BY DAVID MIXNER
Over my personal history I have seen overconfident politicians known for being tough, bullies or just plain mean. Initially those tough guy qualities endeared them to the voters. Ironically, the very machismo that made them popular, without fail, ended up being their downfall.
President Nixon, who instructed Vice President Agnew to blistered anti-war dissenters with name after name ('effete crops of impudent snobs') and created the 'silent majority' to run rampant over the rights of Americans, ended up being a criminal who had to proclaim "I am not a crook.". The President had to resign.
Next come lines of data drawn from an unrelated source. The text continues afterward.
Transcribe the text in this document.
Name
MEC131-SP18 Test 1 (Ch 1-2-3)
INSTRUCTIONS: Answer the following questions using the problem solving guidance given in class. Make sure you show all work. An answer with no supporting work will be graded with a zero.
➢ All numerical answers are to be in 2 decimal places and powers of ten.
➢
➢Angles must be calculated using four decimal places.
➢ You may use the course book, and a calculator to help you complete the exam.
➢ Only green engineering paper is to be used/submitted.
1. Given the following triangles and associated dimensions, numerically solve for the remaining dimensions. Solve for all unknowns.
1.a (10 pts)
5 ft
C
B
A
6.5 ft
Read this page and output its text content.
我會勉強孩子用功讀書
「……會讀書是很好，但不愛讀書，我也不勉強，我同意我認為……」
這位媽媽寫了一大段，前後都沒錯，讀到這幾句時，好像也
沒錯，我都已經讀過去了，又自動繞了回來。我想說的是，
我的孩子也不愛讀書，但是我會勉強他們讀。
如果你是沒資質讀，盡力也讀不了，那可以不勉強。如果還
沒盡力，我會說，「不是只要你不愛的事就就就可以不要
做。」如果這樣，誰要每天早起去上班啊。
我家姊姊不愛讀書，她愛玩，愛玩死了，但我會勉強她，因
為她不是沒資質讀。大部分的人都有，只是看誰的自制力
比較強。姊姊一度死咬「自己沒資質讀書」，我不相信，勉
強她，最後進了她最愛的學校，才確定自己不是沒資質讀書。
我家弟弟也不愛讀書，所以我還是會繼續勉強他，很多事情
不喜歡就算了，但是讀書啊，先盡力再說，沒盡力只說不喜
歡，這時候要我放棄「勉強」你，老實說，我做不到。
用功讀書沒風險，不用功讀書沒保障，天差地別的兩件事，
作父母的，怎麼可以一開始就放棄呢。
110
President George W. Bush made his career after 9/11 of being literally the only one who could protect Americans. Out of fear of another horrific event Americans embraced his strong tactics against terrorism, domestic spying and the Iraq War. That is until Hurricane Katrina hit New Orleans. No one can forget the President putting his arm around his FEMA Director and saying "Brownie, you are doing a heck of a job" . Bush's popularity plummeted after Americans realized that not only could he not protect us from terrorism, he couldn't even get bottled water into New Orleans.
Now one more politician is finding that karma is a bitch.
Governor Chris Christie has proclaimed for the entire world, "I am not a bully'.
Really, Governor, really?
Joining those in history who have created personas that endear them to the voters, no matter how inappropriate, Christie is feeling the inevitable backlash of his bullying, anger management issues. It was only a matter of time before his 'hot under the collar' approach to governing came back to haunt him.
Allow me to borrow a line from Nixon. "Make no mistake about it," the only issue here is Governor Chris Christie. It is not the horrific toll it took on the lives of Fort Lee citizens nor the lower officials who stepped over the line. They were simply following the style, the leadership, and political parameters established by their own Governor.
The public is not just now discovering Christie is a bully.
We have seen him with ice cream cone in hand chasing a teacher down a boardwalk bellowing at him for daring to question his judgement. New Jersey citizens have witnessed people publicly being banished for daring to challenge the tough Governor. His own staff has filled YouTube space with his bullying and seething anger.
In this year's must read election book Double Down you will see example after example of Christie raging against one person or another. The Governor literally threatened Romney staff that they would 'never work in this town' again.
The Week Reports on 'Double Down' and Christie:
In Double Down, the best-selling behind-the-scenes tome of the 2012 campaign, the authors delve into New Jersey Gov. Chris Christie's interaction with the top of the Republican ticket. The portrait wasn't very flattering. Double Down's Christie was megalomaniacal, self-possessed, and obsessed with reciprocity: You do well by him, and he'll do well by you. You fundraise without his permission in New Jersey, and he'll cut the donors off. Loyalty trumped all. If Christie perceived you as disloyal, you were out of his inner circle. That's in passive voice because Christie would leave it to his lieutenants to enforce this code of honor.
What does this all mean?
Simply that Governor Christie's bullying, anger issues and personal style makes him unfit to be the President of the United States.
Instead of studying the Constitution of the United States, the Governor needs to be attending anger management classes with other hot-headed people whose tempers and bullying have hurt so many others.